A complete cure of arterial hypertension is obtained in up to 82% of patients submitted to nephrectomy therefore, surgery is still critical in the treatment of refractory renovascular hypertension in children, showing a favourable outcome and prognosis.9
Learning points.
Secondary hypertension is the most common form of hypertension in childhood.
Renal artery aneurysms (RAA) are rare.
RAA are commonly associated with hypertension, abdominal pain and haematuria.

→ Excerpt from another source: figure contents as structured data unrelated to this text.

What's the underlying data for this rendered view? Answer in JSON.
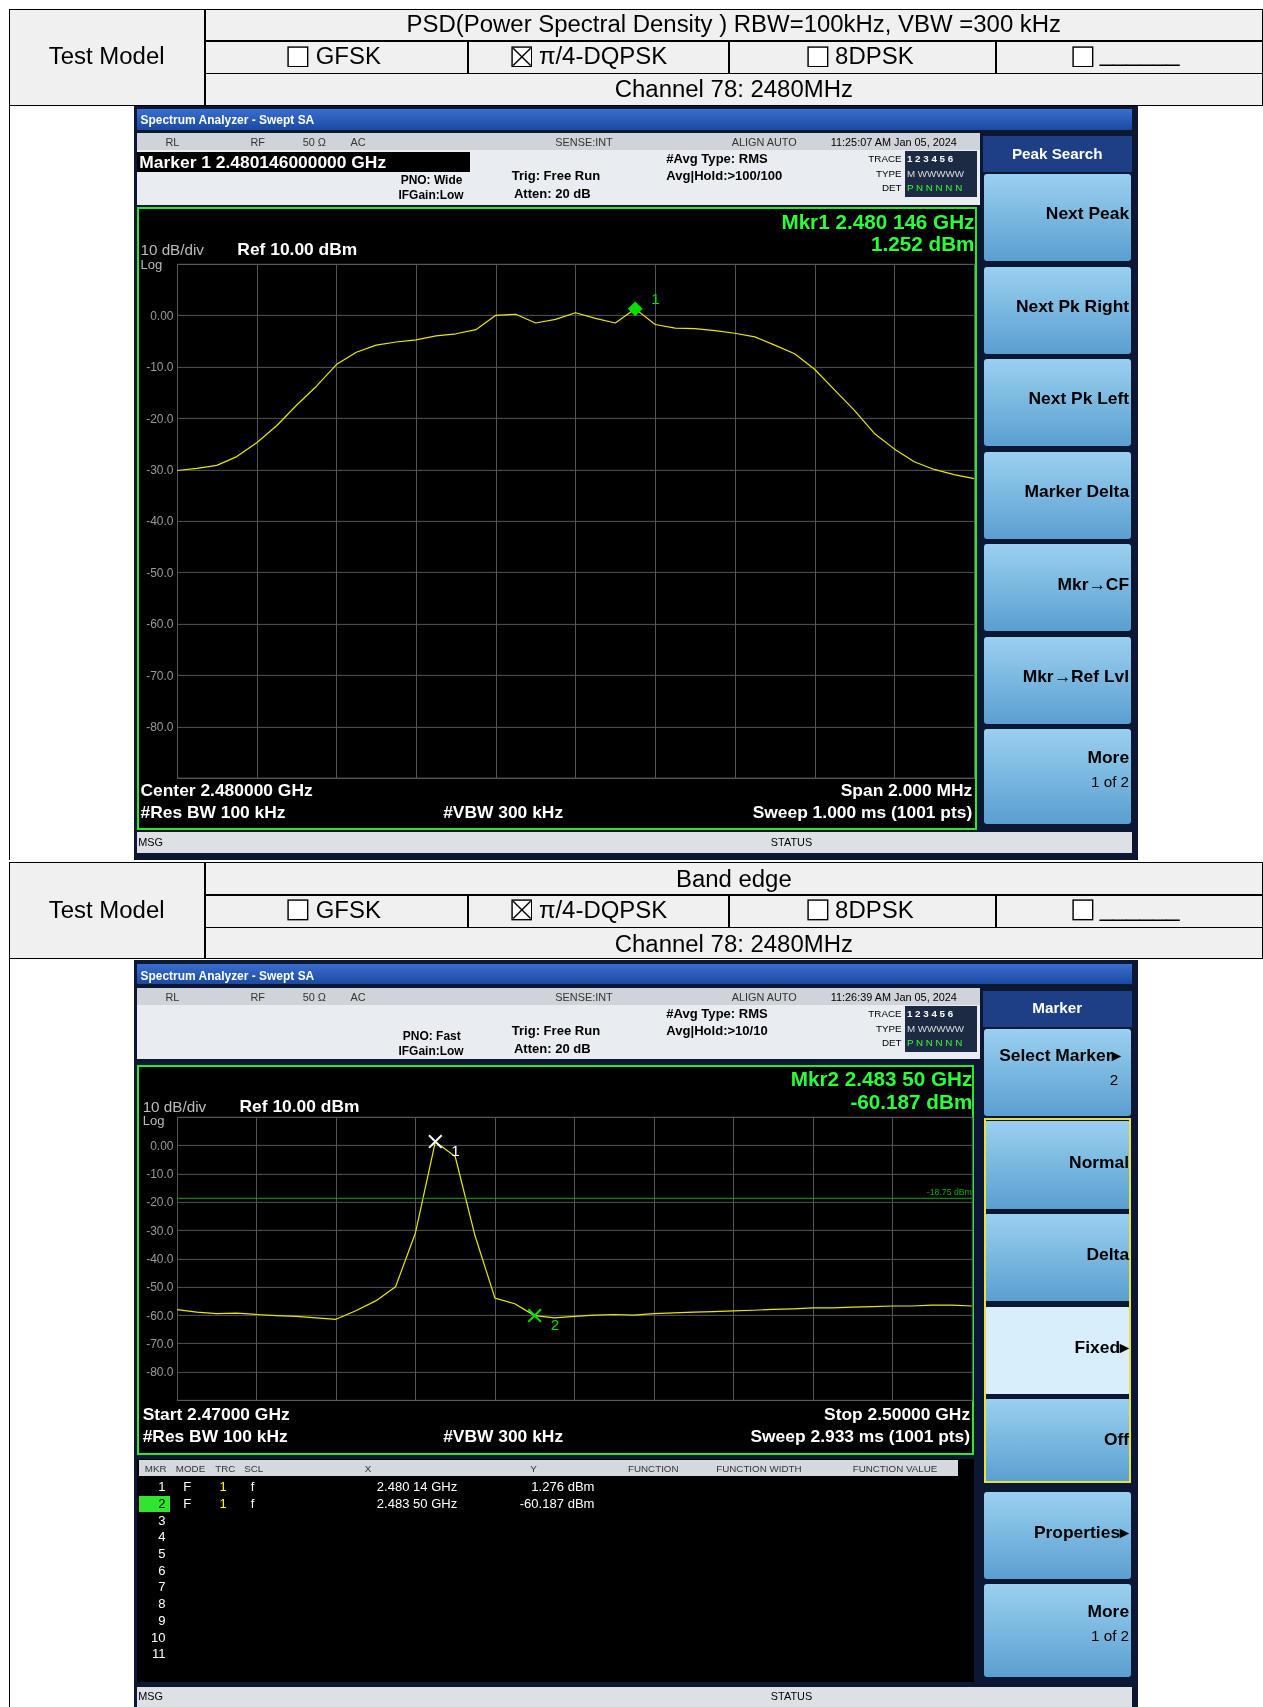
{
  "chart_data": [
    {
      "type": "line",
      "title": "PSD(Power Spectral Density ) RBW=100kHz, VBW =300 kHz",
      "categories": [
        null,
        null,
        null,
        null,
        null,
        null,
        null,
        null,
        null,
        null,
        null,
        null,
        null,
        null,
        null,
        null,
        null,
        null,
        null,
        null,
        null,
        null,
        null,
        null,
        null,
        null,
        null,
        null,
        null,
        null,
        null,
        null,
        null,
        null,
        null,
        null,
        null,
        null,
        null,
        null,
        null
      ],
      "series": [
        {
          "color": "#e8e800",
          "values": [
            -30.2,
            -29.8,
            -29.2,
            -27.5,
            -24.8,
            -21.5,
            -17.5,
            -13.8,
            -9.6,
            -7.2,
            -5.8,
            -5.2,
            -4.8,
            -4,
            -3.6,
            -2.8,
            0,
            0.2,
            -1.5,
            -0.8,
            0.5,
            -0.6,
            -1.5,
            1.25,
            -1.8,
            -2.5,
            -2.6,
            -3,
            -3.5,
            -4.2,
            -5.8,
            -7.5,
            -10.5,
            -14.5,
            -18.5,
            -23,
            -26,
            -28.5,
            -30,
            -31,
            -31.8
          ]
        },
        {
          "name": "1",
          "type": "scatter",
          "marker": "diamond",
          "color": "#00e000",
          "values": [
            null,
            null,
            null,
            null,
            null,
            null,
            null,
            null,
            null,
            null,
            null,
            null,
            null,
            null,
            null,
            null,
            null,
            null,
            null,
            null,
            null,
            null,
            null,
            1.252,
            null,
            null,
            null,
            null,
            null,
            null,
            null,
            null,
            null,
            null,
            null,
            null,
            null,
            null,
            null,
            null,
            null
          ]
        }
      ],
      "ylim": [
        -90,
        10
      ],
      "yticks": [
        {
          "value": -90,
          "label": null
        },
        {
          "value": -80,
          "label": "-80.0"
        },
        {
          "value": -70,
          "label": "-70.0"
        },
        {
          "value": -60,
          "label": "-60.0"
        },
        {
          "value": -50,
          "label": "-50.0"
        },
        {
          "value": -40,
          "label": "-40.0"
        },
        {
          "value": -30,
          "label": "-30.0"
        },
        {
          "value": -20,
          "label": "-20.0"
        },
        {
          "value": -10,
          "label": "-10.0"
        },
        {
          "value": 0,
          "label": "0.00"
        },
        {
          "value": 10,
          "label": null
        }
      ],
      "grid": true,
      "tick_labels": "y",
      "annotations": [
        "Test Model",
        "GFSK",
        "π/4-DQPSK",
        "8DPSK",
        "______",
        "Channel 78: 2480MHz",
        "Spectrum Analyzer - Swept SA",
        "RL",
        "RF",
        "50 Ω",
        "AC",
        "SENSE:INT",
        "ALIGN AUTO",
        "11:25:07 AM Jan 05, 2024",
        "Marker 1 2.480146000000 GHz",
        "PNO: Wide",
        "IFGain:Low",
        "Trig: Free Run",
        "Atten: 20 dB",
        "#Avg Type: RMS",
        "Avg|Hold:>100/100",
        "TRACE",
        "1 2 3 4 5 6",
        "TYPE",
        "M WWWWW",
        "DET",
        "P N N N N N",
        "Mkr1 2.480 146 GHz",
        "1.252 dBm",
        "10 dB/div",
        "Ref 10.00 dBm",
        "Log",
        "Center 2.480000 GHz",
        "Span 2.000 MHz",
        "#Res BW 100 kHz",
        "#VBW 300 kHz",
        "Sweep  1.000 ms (1001 pts)",
        "MSG",
        "STATUS",
        "Peak Search",
        "Next Peak",
        "Next Pk Right",
        "Next Pk Left",
        "Marker Delta",
        "Mkr→CF",
        "Mkr→Ref Lvl",
        "More",
        "1 of 2"
      ]
    },
    {
      "type": "line",
      "title": "Band edge",
      "categories": [
        null,
        null,
        null,
        null,
        null,
        null,
        null,
        null,
        null,
        null,
        null,
        null,
        null,
        null,
        null,
        null,
        null,
        null,
        null,
        null,
        null,
        null,
        null,
        null,
        null,
        null,
        null,
        null,
        null,
        null,
        null,
        null,
        null,
        null,
        null,
        null,
        null,
        null,
        null,
        null,
        null
      ],
      "series": [
        {
          "color": "#e8e800",
          "values": [
            -58.1,
            -59,
            -59.5,
            -59.3,
            -59.8,
            -60.2,
            -60.5,
            -61,
            -61.5,
            -58.5,
            -55,
            -50,
            -31,
            1.2,
            -4,
            -32,
            -54,
            -56,
            -60.2,
            -61,
            -60.5,
            -60,
            -59.8,
            -60,
            -59.5,
            -59.2,
            -59,
            -58.8,
            -58.5,
            -58.3,
            -58,
            -57.8,
            -57.5,
            -57.5,
            -57.2,
            -57,
            -56.8,
            -56.8,
            -56.5,
            -56.5,
            -56.8
          ]
        },
        {
          "name": "1",
          "type": "scatter",
          "marker": "cross",
          "color": "#ffffff",
          "values": [
            null,
            null,
            null,
            null,
            null,
            null,
            null,
            null,
            null,
            null,
            null,
            null,
            null,
            1.276,
            null,
            null,
            null,
            null,
            null,
            null,
            null,
            null,
            null,
            null,
            null,
            null,
            null,
            null,
            null,
            null,
            null,
            null,
            null,
            null,
            null,
            null,
            null,
            null,
            null,
            null,
            null
          ]
        },
        {
          "name": "2",
          "type": "scatter",
          "marker": "cross",
          "color": "#00e000",
          "values": [
            null,
            null,
            null,
            null,
            null,
            null,
            null,
            null,
            null,
            null,
            null,
            null,
            null,
            null,
            null,
            null,
            null,
            null,
            -60.187,
            null,
            null,
            null,
            null,
            null,
            null,
            null,
            null,
            null,
            null,
            null,
            null,
            null,
            null,
            null,
            null,
            null,
            null,
            null,
            null,
            null,
            null
          ]
        }
      ],
      "ylim": [
        -90,
        10
      ],
      "yticks": [
        {
          "value": -90,
          "label": null
        },
        {
          "value": -80,
          "label": "-80.0"
        },
        {
          "value": -70,
          "label": "-70.0"
        },
        {
          "value": -60,
          "label": "-60.0"
        },
        {
          "value": -50,
          "label": "-50.0"
        },
        {
          "value": -40,
          "label": "-40.0"
        },
        {
          "value": -30,
          "label": "-30.0"
        },
        {
          "value": -20,
          "label": "-20.0"
        },
        {
          "value": -10,
          "label": "-10.0"
        },
        {
          "value": 0,
          "label": "0.00"
        },
        {
          "value": 10,
          "label": null
        }
      ],
      "grid": true,
      "tick_labels": "y",
      "ref_lines": [
        {
          "axis": "y",
          "value": -18.75,
          "label": "-18.75 dBm",
          "color": "#00b000"
        }
      ],
      "annotations": [
        "Test Model",
        "GFSK",
        "π/4-DQPSK",
        "8DPSK",
        "______",
        "Channel 78: 2480MHz",
        "Spectrum Analyzer - Swept SA",
        "RL",
        "RF",
        "50 Ω",
        "AC",
        "SENSE:INT",
        "ALIGN AUTO",
        "11:26:39 AM Jan 05, 2024",
        "PNO: Fast",
        "IFGain:Low",
        "Trig: Free Run",
        "Atten: 20 dB",
        "#Avg Type: RMS",
        "Avg|Hold:>10/10",
        "TRACE",
        "1 2 3 4 5 6",
        "TYPE",
        "M WWWWW",
        "DET",
        "P N N N N N",
        "Mkr2 2.483 50 GHz",
        "-60.187 dBm",
        "10 dB/div",
        "Ref 10.00 dBm",
        "Log",
        "Start 2.47000 GHz",
        "Stop 2.50000 GHz",
        "#Res BW 100 kHz",
        "#VBW 300 kHz",
        "Sweep  2.933 ms (1001 pts)",
        "MKR",
        "MODE",
        "TRC",
        "SCL",
        "X",
        "Y",
        "FUNCTION",
        "FUNCTION WIDTH",
        "FUNCTION VALUE",
        "1",
        "F",
        "1",
        "f",
        "2.480 14 GHz",
        "1.276 dBm",
        "2",
        "F",
        "1",
        "f",
        "2.483 50 GHz",
        "-60.187 dBm",
        "3",
        "4",
        "5",
        "6",
        "7",
        "8",
        "9",
        "10",
        "11",
        "MSG",
        "STATUS",
        "Marker",
        "Select Marker▸",
        "2",
        "Normal",
        "Delta",
        "Fixed▸",
        "Off",
        "Properties▸",
        "More",
        "1 of 2"
      ]
    }
  ]
}
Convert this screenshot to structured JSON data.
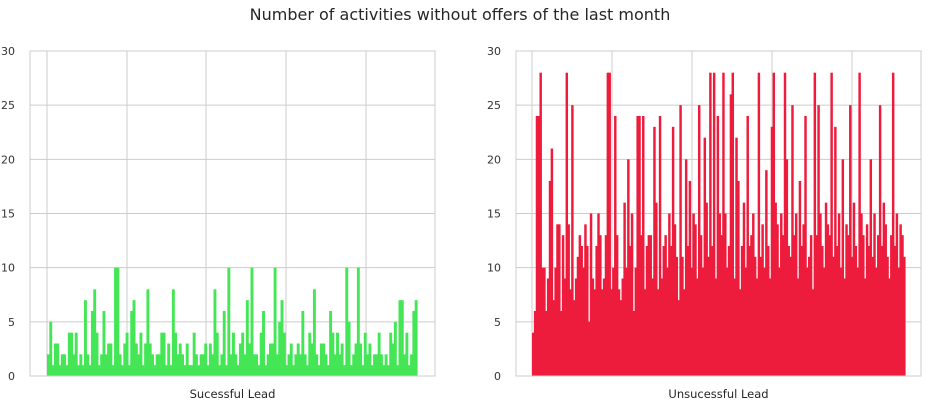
{
  "figure": {
    "title": "Number of activities without offers of the last month"
  },
  "chart_data": [
    {
      "type": "bar",
      "title": "",
      "xlabel": "Sucessful Lead",
      "ylabel": "",
      "color": "#44e656",
      "ylim": [
        0,
        30
      ],
      "yticks": [
        0,
        5,
        10,
        15,
        20,
        25,
        30
      ],
      "xticklabels": [],
      "grid": true,
      "legend": "none",
      "x_count": 160,
      "values": [
        2,
        5,
        1,
        3,
        3,
        1,
        2,
        2,
        1,
        4,
        4,
        2,
        4,
        1,
        2,
        1,
        7,
        2,
        1,
        6,
        8,
        4,
        1,
        2,
        6,
        2,
        3,
        3,
        1,
        10,
        10,
        2,
        1,
        3,
        4,
        1,
        6,
        7,
        3,
        2,
        4,
        1,
        3,
        8,
        3,
        2,
        1,
        2,
        2,
        4,
        4,
        1,
        3,
        1,
        8,
        4,
        2,
        3,
        2,
        1,
        3,
        1,
        1,
        4,
        2,
        1,
        2,
        2,
        3,
        1,
        3,
        2,
        8,
        4,
        1,
        2,
        6,
        1,
        10,
        2,
        4,
        2,
        1,
        3,
        4,
        2,
        7,
        3,
        10,
        2,
        2,
        1,
        4,
        6,
        1,
        2,
        3,
        3,
        10,
        2,
        5,
        7,
        4,
        1,
        2,
        3,
        1,
        2,
        3,
        2,
        6,
        2,
        1,
        4,
        3,
        8,
        2,
        1,
        3,
        3,
        2,
        1,
        6,
        4,
        2,
        4,
        2,
        3,
        1,
        10,
        5,
        1,
        2,
        3,
        10,
        3,
        1,
        4,
        2,
        3,
        1,
        2,
        2,
        4,
        2,
        1,
        2,
        1,
        4,
        3,
        5,
        1,
        7,
        7,
        2,
        4,
        1,
        2,
        6,
        7
      ]
    },
    {
      "type": "bar",
      "title": "",
      "xlabel": "Unsucessful Lead",
      "ylabel": "",
      "color": "#ed1c3c",
      "ylim": [
        0,
        30
      ],
      "yticks": [
        0,
        5,
        10,
        15,
        20,
        25,
        30
      ],
      "xticklabels": [],
      "grid": true,
      "legend": "none",
      "x_count": 200,
      "values": [
        4,
        6,
        24,
        24,
        28,
        10,
        10,
        6,
        9,
        18,
        21,
        7,
        10,
        14,
        14,
        6,
        13,
        9,
        28,
        14,
        8,
        25,
        7,
        9,
        11,
        13,
        12,
        10,
        14,
        12,
        5,
        15,
        9,
        8,
        12,
        15,
        13,
        8,
        9,
        13,
        28,
        28,
        8,
        10,
        24,
        13,
        8,
        7,
        9,
        16,
        10,
        20,
        12,
        15,
        6,
        10,
        24,
        24,
        13,
        24,
        8,
        12,
        13,
        13,
        9,
        23,
        16,
        8,
        24,
        9,
        12,
        13,
        10,
        15,
        12,
        23,
        14,
        11,
        7,
        25,
        11,
        8,
        20,
        12,
        18,
        10,
        15,
        14,
        9,
        25,
        13,
        10,
        22,
        16,
        11,
        28,
        12,
        28,
        9,
        24,
        15,
        13,
        28,
        15,
        10,
        12,
        26,
        28,
        9,
        22,
        18,
        8,
        12,
        16,
        10,
        24,
        12,
        13,
        15,
        11,
        9,
        28,
        11,
        14,
        10,
        19,
        12,
        9,
        23,
        28,
        16,
        14,
        10,
        15,
        13,
        28,
        20,
        12,
        11,
        25,
        13,
        15,
        9,
        18,
        12,
        14,
        24,
        10,
        11,
        13,
        8,
        28,
        13,
        25,
        15,
        12,
        10,
        16,
        14,
        13,
        28,
        11,
        23,
        12,
        15,
        10,
        20,
        9,
        14,
        13,
        25,
        11,
        16,
        12,
        10,
        28,
        15,
        13,
        9,
        14,
        12,
        20,
        11,
        15,
        10,
        13,
        25,
        12,
        16,
        14,
        11,
        9,
        13,
        28,
        12,
        15,
        10,
        14,
        13,
        11
      ]
    }
  ]
}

When investigating secondary hypertension, Doppler ultrasonography or angiography should be performed.
Majority of patients with RAA require intervention since conservative treatment seldom results in normalisation of hypertension.
Acknowledgments
Dr Pedro Nunes and Dr Clara Abadesso, both from the Paediatric Intensive Care Unit of the Hospital Prof. Doutor Fernando Fonseca, also participated in the stabilization and follow-up of the patient as well as contributing in the daily discussion on therapeutic options and patient handling.
Footnotes
Competing interests: None.
Patient consent: Obtained.
Provenance and peer review: Not commissioned; externally peer reviewed.